Fortunately she looked as horrified by the prospect as he felt. For a woman of few words, she seemed to have little to no control over the ones that did make the journey from that quick brain to the unsuspecting world.

A miserable pink tinge was seeping up her rounded cheekbones, sliding under a sparse smattering of pinpoint freckles. Strands of dark, stick-straight brown hair escaped a long ponytail to catch on the corners of her glasses, the lenses of which did nothing to disguise a pair of mortified brown eyes. When he’d first noticed her in the exhibition hall, before the asthma attack and his reaction of unprecedented panic, he’d placed her in her late teens, a fact that seemed to be substantiated by her nose jewellery and obvious student status. However, when he’d contacted the kid detective in charge of the case and intimidated him into an update on her health, he’d discovered that Sophy was twenty-four, seven years his junior, lived locally and was enrolled as a postgraduate student at the art school.

And she was beautiful in a wholly feminine way that was acres apart from the overt brash sexiness he was used to encountering in female colleagues and business associates. These days, frankly, the latter posed considerably less temptation than a cold beer and a good night’s sleep. Sophy, on the other hand…

He shifted in his seat.

The last time a woman had made him feel that his tongue was too big for his mouth and his hands were awkward appendages with no proper resting place, he’d still had some of his milk teeth.

He realised she was watching him with the agony of a wounded dog waiting to be put of its misery. Searching the depths of his limited supply of tact, he was about to counter with a more polite refusal when she pulled a restless arm from beneath the quilt and he saw the mottled bruising around her elbow. In his mind’s eye, he saw her fall, a fact he’d barely assimilated at the moment of impact, all his attention then on the dickhead about to pop smoke in an art gallery.

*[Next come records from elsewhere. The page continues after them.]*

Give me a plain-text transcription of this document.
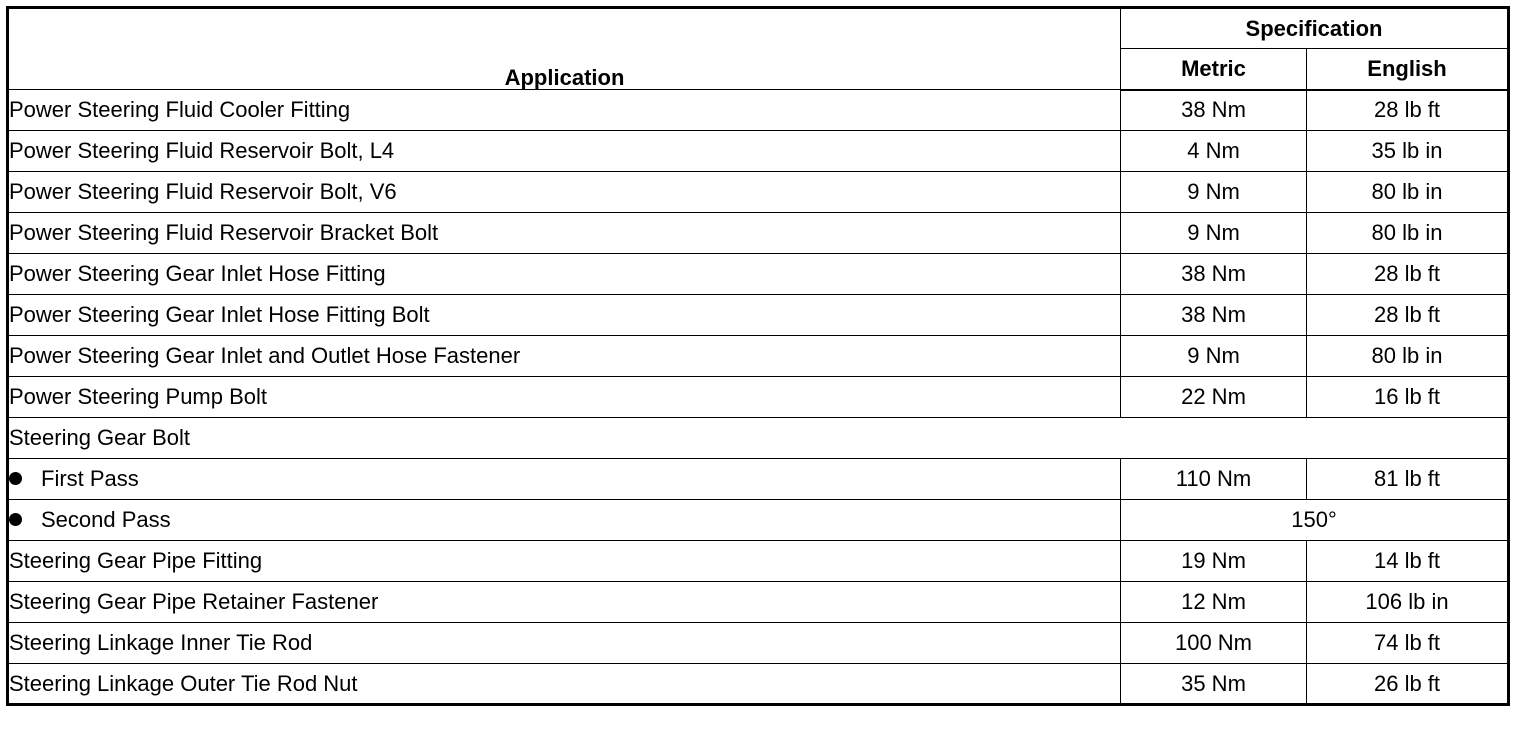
Application	Specification	
	Metric	English
Power Steering Fluid Cooler Fitting	38 Nm	28 lb ft
Power Steering Fluid Reservoir Bolt, L4	4 Nm	35 lb in
Power Steering Fluid Reservoir Bolt, V6	9 Nm	80 lb in
Power Steering Fluid Reservoir Bracket Bolt	9 Nm	80 lb in
Power Steering Gear Inlet Hose Fitting	38 Nm	28 lb ft
Power Steering Gear Inlet Hose Fitting Bolt	38 Nm	28 lb ft
Power Steering Gear Inlet and Outlet Hose Fastener	9 Nm	80 lb in
Power Steering Pump Bolt	22 Nm	16 lb ft
Steering Gear Bolt		
First Pass	110 Nm	81 lb ft
Second Pass	150°	
Steering Gear Pipe Fitting	19 Nm	14 lb ft
Steering Gear Pipe Retainer Fastener	12 Nm	106 lb in
Steering Linkage Inner Tie Rod	100 Nm	74 lb ft
Steering Linkage Outer Tie Rod Nut	35 Nm	26 lb ft
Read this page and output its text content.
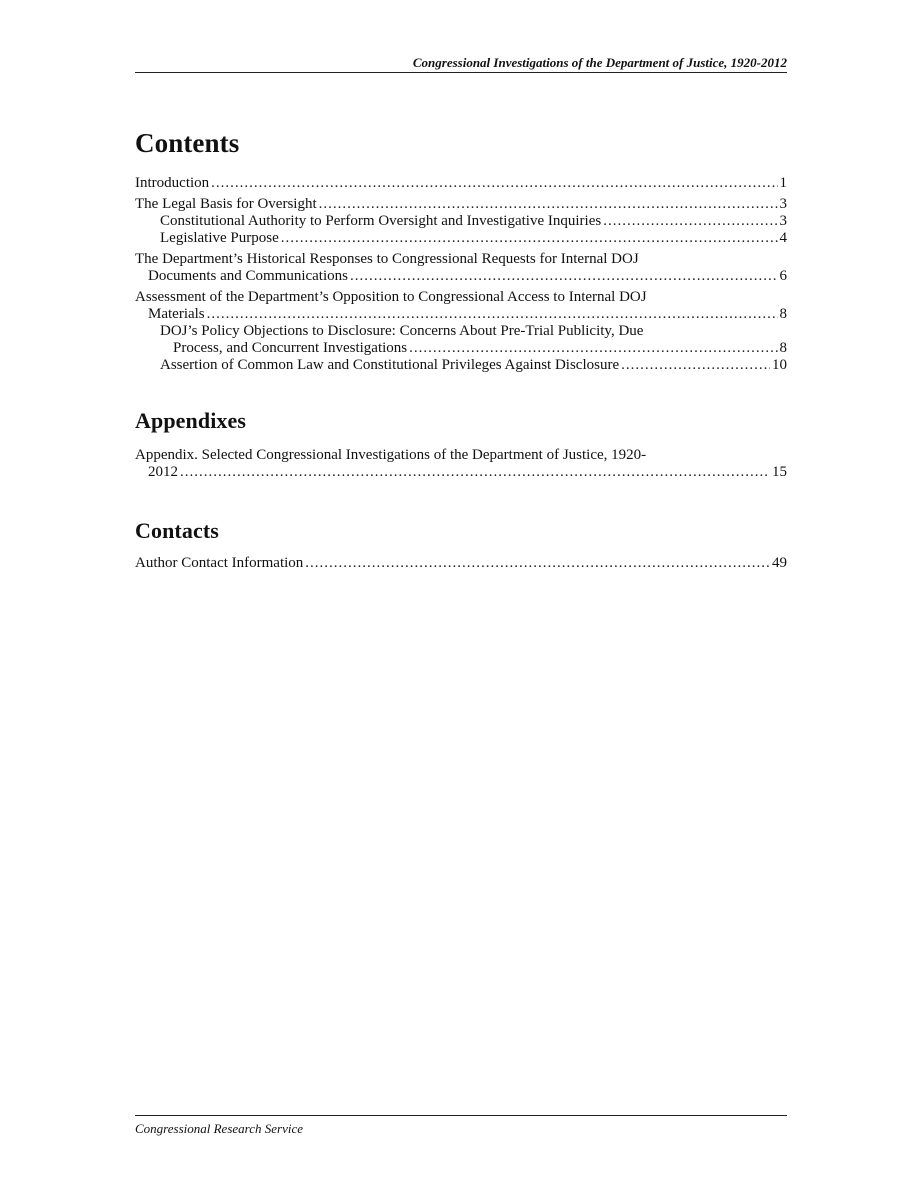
Congressional Investigations of the Department of Justice, 1920-2012
Contents
Introduction .....	1
The Legal Basis for Oversight .....	3
Constitutional Authority to Perform Oversight and Investigative Inquiries .....	3
Legislative Purpose .....	4
The Department’s Historical Responses to Congressional Requests for Internal DOJ
Documents and Communications .....	6
Assessment of the Department’s Opposition to Congressional Access to Internal DOJ
Materials .....	8
DOJ’s Policy Objections to Disclosure: Concerns About Pre-Trial Publicity, Due
Process, and Concurrent Investigations .....	8
Assertion of Common Law and Constitutional Privileges Against Disclosure .....	10
Appendixes
Appendix. Selected Congressional Investigations of the Department of Justice, 1920-
2012 .....	15
Contacts
Author Contact Information .....	49
Congressional Research Service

Despite the doubts harboured by his nearest and dearest, he didn’t particularly enjoy using force against anyone. He certainly never employed it against a woman. It was the first time he had ever put a bruise on a woman in a violent situation. Looking at the marks standing out against Sophy’s pale skin, he felt a physical response in his gag reflex.

And propelled by guilt and momentary nausea, he lost his bloody mind.

“When would you want me to sit?”

***

It wasn’t like he would be walking around sans pants, Sophy reminded herself the following morning as she got out of Lisa’s car and waved the other girl off. And there was no need to speculate on what that might look like, either. He would be shirtless for a couple of short sketch sessions. He was doing her a favour, for reasons she hadn’t quite gathered but for the sake of her new sculpture piece had chosen not to query. She had been drawing from fully nude life models since she was fifteen and she enjoyed a…well, a sporadic but perfectly adequate sex life when the opportunity arose. There was absolutely no reason why she should be mortified by even the vocal combination of the words “Mick” and “partial nudity”.